The biggest commercial areas in the Canterbury-Bankstown area are located at Bankstown, Campsie and Roselands. Bankstown is the largest central business district in the region and features a large shopping centre called Bankstown Central. Roselands also features a large shopping centre called Roselands Shopping Centre. The Canterbury-Bankstown region also has a variety of Vietnamese, Lebanese, Greek, Italian, Spanish, African and Australian restaurants, delicatessens, sweet shops, grocery and fresh food markets.

Transport
Canterbury, Liverpool and Punchbowl Roads are the main roads through the area. The M5 Motorway runs through the Bankstown are and close to the southern boundary of the Canterbury area, and provides a motorway connection from this region east to Sydney Airport and west to Liverpool and beyond and (via the M8 Motorway and WestConnex) the Inner West region and beyond.

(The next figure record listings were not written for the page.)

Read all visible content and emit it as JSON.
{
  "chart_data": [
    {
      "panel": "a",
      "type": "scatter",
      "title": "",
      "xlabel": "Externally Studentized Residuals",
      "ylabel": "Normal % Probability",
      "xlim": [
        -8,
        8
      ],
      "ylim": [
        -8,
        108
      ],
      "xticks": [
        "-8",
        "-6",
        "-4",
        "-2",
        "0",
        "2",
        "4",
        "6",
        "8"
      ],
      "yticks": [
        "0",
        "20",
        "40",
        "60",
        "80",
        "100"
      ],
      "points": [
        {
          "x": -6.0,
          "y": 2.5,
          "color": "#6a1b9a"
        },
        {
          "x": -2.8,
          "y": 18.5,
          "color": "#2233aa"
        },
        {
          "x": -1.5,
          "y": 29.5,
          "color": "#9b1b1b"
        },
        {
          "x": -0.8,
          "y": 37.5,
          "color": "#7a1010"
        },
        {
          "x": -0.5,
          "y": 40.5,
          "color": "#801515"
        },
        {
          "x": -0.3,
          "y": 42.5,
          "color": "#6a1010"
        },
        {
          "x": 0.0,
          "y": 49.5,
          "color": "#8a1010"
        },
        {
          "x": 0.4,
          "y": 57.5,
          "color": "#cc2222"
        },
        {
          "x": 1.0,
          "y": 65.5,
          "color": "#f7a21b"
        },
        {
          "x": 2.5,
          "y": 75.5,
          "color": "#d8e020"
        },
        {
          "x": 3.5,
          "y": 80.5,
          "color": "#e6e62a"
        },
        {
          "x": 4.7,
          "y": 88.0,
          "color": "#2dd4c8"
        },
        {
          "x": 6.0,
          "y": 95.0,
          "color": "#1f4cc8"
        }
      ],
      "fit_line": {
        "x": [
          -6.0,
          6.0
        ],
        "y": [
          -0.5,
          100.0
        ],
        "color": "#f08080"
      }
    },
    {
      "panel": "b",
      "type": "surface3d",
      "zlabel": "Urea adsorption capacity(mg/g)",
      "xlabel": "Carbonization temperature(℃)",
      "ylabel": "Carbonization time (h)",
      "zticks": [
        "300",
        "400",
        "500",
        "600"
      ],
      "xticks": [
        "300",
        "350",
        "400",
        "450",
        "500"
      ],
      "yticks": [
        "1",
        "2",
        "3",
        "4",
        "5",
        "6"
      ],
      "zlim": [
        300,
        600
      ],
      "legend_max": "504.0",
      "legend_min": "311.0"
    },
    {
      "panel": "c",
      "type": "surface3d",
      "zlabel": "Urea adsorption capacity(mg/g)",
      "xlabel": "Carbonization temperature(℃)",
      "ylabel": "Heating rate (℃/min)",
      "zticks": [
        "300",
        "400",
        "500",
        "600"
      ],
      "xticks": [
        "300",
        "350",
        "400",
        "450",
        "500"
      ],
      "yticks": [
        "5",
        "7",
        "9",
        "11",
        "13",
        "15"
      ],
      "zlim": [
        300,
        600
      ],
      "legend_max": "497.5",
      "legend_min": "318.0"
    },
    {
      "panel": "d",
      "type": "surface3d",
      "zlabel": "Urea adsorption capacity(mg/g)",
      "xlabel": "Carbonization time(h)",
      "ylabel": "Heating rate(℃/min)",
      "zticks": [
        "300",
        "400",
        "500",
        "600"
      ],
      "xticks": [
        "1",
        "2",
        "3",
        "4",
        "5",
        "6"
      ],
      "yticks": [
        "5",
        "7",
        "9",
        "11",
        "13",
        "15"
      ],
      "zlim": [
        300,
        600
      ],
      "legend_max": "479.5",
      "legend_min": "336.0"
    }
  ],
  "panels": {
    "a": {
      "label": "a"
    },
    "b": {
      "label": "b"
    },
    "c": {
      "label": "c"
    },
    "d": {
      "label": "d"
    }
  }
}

Public transport in the region includes trains and buses. Sydney Trains's Bankstown Line runs from the City Circle to Liverpool or Lidcombe via Campsie and Bankstown. The Airport & South Line also runs from the City Circle and follows a more southerly route, with all stations services that terminate at Revesby and limited stops services which continue onto Macarthur. This line also provides a direct connection from the region to Sydney Airport. There are various bus routes provided largely by the privately owned companies Transit Systems, Punchbowl Bus Company and Transdev NSW.

Education
The Canterbury-Bankstown area houses the Bankstown Campus of the Western Sydney University.

Organisations
 The Canterbury-Bankstown Rugby League Football Club
 Sydney Olympic Football Club
 Canterbury-Bankstown Express, local newspaper 
 Canterbury-Bankstown Migrant Resource Centre

Government

Parliamentary representation
The federal divisions of Barton, Banks, Blaxland, Grayndler and Watson are located within part or all of the region of Canterbury-Bankstown. The state electoral districts of Bankstown, Canterbury, East Hills and Lakemba are located within part or all of the region. It is a relatively safe region for the Labor party.

Local government
The region is covered by the City of Canterbury-Bankstown, a local government authority.

Health
The former City of Canterbury is served by the Sydney Local Health District of NSW Health, which also covers the Inner West region. Canterbury Hospital, a historic public hospital operated by the Sydney Local Health District is in the region.

The former City of Bankstown is served by the South Western Sydney Health District of NSW Health, which also covers an expansive area to the south and west of Sydney as far south as the Southern Highlands.